SPÖ-Chefin Pamela-Rendi Wagner forciert ein Öffi-Jahresticket für Österreich. Der Plan: 1 Euro pro Tag für ein, 2 Euro pro Tag für drei Bundesländer oder 3 Euro pro Tag für alle neun Bundesländer = Klimaticket für ganz Österreich (1.095 Euro/Jahr). Im Vergleich zu jetzigen „All-inclusive“-Angeboten für ein österreichweites Jahresticket würde das von der SPÖ vorgeschlagene „Wunder“-Ticket vor allem eines sein: günstig. Finanziert werden soll es laut SPÖ durch einen (noch nicht geschaffenen) Klimafonds. Neben der „Kleinigkeit“ Finanzierung gilt es aber auch noch ein anderes Problem zu lösen, falls das Klimaticket kommt und gut angenommen wird: Der Klimaticket-Besitzer müsse wahrscheinlich vorab einen Sitzplatz reservieren – Preis (im Klimaticket) nicht included! PS: Insidern zufolge hat das SPÖ-Klimaticket nichts mit dem ehemaligen SPÖ-Vorsitzendem und Alt-Bundeskanzler Viktor Klima zu tun. Der hat ja bekanntlich nach seiner glücklosen Politzeit erfolgreich als VW-Manager angeheuert…

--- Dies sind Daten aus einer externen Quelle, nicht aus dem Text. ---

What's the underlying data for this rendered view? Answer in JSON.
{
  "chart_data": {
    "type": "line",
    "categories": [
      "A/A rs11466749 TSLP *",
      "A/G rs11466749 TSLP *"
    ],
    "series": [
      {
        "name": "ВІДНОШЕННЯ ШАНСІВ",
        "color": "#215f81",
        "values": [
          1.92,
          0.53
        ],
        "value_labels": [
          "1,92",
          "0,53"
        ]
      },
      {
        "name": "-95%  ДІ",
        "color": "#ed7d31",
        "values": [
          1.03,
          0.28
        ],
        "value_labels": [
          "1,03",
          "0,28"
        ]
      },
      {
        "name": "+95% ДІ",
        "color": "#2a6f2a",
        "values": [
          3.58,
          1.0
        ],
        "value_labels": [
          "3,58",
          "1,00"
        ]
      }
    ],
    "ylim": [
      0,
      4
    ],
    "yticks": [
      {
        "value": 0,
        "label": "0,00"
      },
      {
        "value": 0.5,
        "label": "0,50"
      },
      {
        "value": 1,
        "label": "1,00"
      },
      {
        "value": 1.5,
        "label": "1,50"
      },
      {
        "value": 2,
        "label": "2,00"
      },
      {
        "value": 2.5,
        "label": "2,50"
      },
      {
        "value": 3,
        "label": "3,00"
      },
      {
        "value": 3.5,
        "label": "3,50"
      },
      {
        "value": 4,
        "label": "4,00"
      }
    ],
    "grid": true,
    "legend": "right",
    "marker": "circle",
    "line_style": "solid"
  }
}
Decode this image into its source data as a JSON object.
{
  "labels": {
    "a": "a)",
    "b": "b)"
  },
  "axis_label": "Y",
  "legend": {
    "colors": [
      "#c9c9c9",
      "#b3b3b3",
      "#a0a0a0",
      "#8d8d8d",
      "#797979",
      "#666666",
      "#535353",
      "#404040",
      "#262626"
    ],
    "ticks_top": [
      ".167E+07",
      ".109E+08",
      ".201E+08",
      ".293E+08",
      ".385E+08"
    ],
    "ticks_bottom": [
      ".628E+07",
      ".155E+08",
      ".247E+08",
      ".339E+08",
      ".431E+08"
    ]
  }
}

Es ist zu erkennen, dass sich plötzlich und wohl dem Wahlkampf geschuldet alle Parteien als umweltbewusst geben und eine „grüne Welle“ durch Österreich treiben. Klar tun sie das mit unterschiedlichen Vorschlägen – im Kern (nicht der smarte Ex-Kanzler, Anm.) jedenfalls wollen sie die Konsequenzen des Klimawandels in den Griff bekommen. Und darüber machen sich die Parteien Gedanken – zumindest scheint es so. Aber:  Ideen- und Vorschläge auf den Tisch zu legen und darüber zu philosophieren reicht nicht. Gefragt sind Taten statt Worte. Denn heiße (Wahlkampf)Luft aus den (Luft)Röhren der Politiker schadet den Gletschern nur weiterhin.